Na literatura nacional são relativamente poucos os estudos que investigam e discorrem sobre o processo de aquisição de contrastes fonológicos do ponto de vista da percepção. O que se encontra, de modo geral, é a descrição do desenvolvimento de habilidades perceptivo-auditivas de bebês( 5 , 6 ), por um lado, e a de experimentos de percepção auditiva com adultos, por outro( 7 ). A única exceção refere-se a um estudo sobre a aquisição perceptivo-auditiva do contraste entre as oclusivas do Português Brasileiro (PB)( 8 ).
No tocante ao desenvolvimento de habilidades perceptivo-auditivas da criança, destaca-se um estudo( 5 ) em que as autoras sintetizam as principais conquistas linguísticas dos bebês durante o primeiro ano de vida, a partir da resenha de pesquisas internacionais. De acordo com o trabalho apresentado, os bebês, logo após o nascimento, já são sensíveis não só a marcações prosódicas usadas na fala dos pais, como também a diferenças fonéticas que se referem, especialmente, à detecção de contrastes silábicos (sílaba tônica x sílaba átona), vocálicos e consonantais. Entretanto, conforme a resenha, essa capacidade inata declina no primeiro ano de vida. Conclui-se, no estudo em questão, que as crianças demonstrarão, nos primeiros meses após o nascimento, maior atenção a características prosódicas da fala e, aos oito meses, maior interesse por sequências silábicas.

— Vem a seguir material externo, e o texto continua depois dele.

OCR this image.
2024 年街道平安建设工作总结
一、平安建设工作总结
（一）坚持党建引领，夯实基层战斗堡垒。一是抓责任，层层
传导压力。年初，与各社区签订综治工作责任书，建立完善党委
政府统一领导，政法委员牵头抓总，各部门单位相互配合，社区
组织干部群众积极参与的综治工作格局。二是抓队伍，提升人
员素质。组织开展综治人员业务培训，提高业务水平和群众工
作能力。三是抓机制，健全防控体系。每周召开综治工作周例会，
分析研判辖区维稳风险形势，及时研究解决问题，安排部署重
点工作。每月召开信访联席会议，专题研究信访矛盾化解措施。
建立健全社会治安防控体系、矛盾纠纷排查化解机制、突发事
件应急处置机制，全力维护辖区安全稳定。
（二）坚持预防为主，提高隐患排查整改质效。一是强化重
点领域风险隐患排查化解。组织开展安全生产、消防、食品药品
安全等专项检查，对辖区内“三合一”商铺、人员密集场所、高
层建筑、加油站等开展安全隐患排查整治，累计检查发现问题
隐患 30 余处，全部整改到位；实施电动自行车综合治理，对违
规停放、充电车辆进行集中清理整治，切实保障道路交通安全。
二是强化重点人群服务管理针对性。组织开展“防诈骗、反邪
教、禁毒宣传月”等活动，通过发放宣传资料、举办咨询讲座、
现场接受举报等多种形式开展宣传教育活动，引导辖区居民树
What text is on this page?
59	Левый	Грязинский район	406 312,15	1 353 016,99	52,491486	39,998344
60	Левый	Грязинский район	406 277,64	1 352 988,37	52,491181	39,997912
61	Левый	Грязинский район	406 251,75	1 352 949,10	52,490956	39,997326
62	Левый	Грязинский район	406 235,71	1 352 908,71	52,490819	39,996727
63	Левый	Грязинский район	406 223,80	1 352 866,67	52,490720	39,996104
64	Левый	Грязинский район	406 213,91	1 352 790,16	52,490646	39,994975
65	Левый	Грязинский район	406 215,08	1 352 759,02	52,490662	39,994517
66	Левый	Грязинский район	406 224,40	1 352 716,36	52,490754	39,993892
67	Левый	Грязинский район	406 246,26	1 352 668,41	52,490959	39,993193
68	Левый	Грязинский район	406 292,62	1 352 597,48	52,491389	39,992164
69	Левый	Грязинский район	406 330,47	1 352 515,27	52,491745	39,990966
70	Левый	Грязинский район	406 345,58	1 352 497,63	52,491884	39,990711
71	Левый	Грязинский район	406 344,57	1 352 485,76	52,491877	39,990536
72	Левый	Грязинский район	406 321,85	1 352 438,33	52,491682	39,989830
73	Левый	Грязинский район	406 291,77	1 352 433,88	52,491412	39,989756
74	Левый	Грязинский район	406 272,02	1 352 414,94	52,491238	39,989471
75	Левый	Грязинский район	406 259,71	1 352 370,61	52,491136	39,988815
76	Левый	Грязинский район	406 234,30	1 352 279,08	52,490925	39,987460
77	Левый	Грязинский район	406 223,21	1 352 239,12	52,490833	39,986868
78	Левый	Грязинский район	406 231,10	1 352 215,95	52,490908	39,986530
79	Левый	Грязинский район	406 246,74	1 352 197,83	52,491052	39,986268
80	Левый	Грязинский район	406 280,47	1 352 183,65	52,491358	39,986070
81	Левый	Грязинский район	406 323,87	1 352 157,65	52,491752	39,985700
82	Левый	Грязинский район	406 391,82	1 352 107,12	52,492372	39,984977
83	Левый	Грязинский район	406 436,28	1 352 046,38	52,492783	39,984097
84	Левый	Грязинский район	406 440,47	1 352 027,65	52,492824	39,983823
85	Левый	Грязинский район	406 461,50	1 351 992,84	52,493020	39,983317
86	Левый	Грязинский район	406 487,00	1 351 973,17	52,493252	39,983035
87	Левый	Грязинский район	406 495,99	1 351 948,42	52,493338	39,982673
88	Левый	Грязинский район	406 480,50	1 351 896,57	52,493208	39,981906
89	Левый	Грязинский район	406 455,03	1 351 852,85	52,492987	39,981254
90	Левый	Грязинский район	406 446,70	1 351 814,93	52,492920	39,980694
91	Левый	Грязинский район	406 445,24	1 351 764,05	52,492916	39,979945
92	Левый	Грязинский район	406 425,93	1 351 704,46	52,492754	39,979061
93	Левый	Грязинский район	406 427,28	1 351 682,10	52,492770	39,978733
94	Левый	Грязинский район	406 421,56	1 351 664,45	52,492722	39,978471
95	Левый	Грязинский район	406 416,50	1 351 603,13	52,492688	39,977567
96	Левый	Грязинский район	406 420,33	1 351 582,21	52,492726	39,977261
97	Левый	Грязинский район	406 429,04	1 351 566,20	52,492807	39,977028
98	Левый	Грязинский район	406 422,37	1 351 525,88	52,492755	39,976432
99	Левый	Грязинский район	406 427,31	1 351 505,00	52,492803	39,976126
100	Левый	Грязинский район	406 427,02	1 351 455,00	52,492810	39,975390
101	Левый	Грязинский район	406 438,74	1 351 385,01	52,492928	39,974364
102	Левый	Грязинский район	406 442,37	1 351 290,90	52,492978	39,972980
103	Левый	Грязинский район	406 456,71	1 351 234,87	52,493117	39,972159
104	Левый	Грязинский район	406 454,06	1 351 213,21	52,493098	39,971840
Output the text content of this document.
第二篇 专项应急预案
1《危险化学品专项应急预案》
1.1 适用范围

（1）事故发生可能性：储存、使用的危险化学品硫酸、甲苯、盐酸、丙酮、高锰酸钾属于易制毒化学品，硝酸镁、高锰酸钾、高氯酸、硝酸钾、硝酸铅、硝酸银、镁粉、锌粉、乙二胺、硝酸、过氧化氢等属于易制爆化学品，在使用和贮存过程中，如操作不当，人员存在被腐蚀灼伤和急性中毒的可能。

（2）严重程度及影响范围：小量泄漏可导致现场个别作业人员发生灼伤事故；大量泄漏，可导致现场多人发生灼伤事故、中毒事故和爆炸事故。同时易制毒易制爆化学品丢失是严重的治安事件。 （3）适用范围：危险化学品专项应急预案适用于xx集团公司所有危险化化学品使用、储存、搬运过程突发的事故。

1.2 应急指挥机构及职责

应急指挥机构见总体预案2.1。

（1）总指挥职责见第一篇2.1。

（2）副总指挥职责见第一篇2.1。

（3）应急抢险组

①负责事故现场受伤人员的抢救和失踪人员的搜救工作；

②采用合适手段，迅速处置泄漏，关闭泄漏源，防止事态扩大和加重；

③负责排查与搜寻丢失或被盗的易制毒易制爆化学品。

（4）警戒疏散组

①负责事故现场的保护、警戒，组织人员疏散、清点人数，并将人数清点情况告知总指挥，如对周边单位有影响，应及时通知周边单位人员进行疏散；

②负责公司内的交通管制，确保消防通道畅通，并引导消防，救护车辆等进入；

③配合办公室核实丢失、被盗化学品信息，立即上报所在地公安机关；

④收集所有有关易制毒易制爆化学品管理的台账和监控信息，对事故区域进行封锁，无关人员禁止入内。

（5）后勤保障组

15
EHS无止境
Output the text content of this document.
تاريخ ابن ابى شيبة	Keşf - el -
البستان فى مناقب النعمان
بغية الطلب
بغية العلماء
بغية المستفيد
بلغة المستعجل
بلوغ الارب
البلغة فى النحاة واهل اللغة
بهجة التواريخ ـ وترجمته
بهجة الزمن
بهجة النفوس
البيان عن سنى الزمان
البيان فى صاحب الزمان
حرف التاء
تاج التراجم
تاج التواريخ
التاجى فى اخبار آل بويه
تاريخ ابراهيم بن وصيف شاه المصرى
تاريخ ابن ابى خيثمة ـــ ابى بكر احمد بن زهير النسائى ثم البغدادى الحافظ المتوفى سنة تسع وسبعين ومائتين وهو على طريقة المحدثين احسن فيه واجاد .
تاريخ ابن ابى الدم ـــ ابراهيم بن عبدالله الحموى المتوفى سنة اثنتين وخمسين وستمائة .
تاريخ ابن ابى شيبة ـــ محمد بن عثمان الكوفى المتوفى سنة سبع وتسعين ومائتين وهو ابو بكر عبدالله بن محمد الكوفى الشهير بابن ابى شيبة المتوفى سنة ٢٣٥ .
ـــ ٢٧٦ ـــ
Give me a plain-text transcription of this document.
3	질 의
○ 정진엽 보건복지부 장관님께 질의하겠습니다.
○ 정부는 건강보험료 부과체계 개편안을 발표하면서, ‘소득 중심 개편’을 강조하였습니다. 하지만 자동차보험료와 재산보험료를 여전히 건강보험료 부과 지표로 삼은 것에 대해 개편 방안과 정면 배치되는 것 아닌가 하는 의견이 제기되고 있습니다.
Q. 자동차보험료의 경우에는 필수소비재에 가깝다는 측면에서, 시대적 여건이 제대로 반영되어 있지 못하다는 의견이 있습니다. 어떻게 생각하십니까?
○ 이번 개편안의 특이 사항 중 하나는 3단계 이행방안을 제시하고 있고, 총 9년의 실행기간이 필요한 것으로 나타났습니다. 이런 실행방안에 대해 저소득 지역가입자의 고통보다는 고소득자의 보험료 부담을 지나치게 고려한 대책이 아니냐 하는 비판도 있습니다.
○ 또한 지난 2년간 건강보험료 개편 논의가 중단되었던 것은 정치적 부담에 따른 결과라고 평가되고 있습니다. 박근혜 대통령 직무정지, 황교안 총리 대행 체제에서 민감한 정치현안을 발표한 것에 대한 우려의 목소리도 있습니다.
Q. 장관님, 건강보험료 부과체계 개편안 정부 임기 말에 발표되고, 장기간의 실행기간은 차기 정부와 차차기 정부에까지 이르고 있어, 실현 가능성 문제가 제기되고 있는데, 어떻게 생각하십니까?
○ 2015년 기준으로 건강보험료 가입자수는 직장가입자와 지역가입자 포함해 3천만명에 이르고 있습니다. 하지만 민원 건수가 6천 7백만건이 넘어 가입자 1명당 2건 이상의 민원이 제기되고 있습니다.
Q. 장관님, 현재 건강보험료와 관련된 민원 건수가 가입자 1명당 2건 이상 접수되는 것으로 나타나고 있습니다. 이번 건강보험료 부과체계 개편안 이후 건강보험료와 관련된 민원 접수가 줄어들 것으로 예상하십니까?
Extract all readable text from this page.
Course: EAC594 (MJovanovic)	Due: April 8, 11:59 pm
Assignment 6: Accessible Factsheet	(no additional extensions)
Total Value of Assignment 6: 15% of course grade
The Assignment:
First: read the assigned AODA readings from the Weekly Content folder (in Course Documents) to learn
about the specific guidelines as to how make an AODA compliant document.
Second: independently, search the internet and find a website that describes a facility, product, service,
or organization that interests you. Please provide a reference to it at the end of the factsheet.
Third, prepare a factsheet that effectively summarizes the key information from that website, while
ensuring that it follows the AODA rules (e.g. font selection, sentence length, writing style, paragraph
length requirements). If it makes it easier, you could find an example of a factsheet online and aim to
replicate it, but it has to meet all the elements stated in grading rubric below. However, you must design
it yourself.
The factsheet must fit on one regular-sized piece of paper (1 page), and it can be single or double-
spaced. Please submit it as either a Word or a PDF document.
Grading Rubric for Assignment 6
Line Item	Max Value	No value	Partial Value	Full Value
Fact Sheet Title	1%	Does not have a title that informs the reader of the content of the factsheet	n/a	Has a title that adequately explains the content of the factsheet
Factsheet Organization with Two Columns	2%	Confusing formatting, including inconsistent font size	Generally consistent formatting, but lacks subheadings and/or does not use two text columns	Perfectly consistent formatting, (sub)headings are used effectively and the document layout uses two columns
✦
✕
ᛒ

Em outro trabalho( 6 ) também se encontram referências sobre o desenvolvimento de habilidades perceptivo-auditivas em bebês. A autora chama atenção particularmente para o fato de que o feto, de 36 a 40 semanas, já consegue perceber distinções na mudança da ordem silábica (por exemplo, entre babi e biba). Adicionalmente, com base em descrições experimentais constantes na literatura internacional, ela destaca a habilidade do bebê (mesmo nas primeiras semanas de vida) de detectar contrastes fonéticos.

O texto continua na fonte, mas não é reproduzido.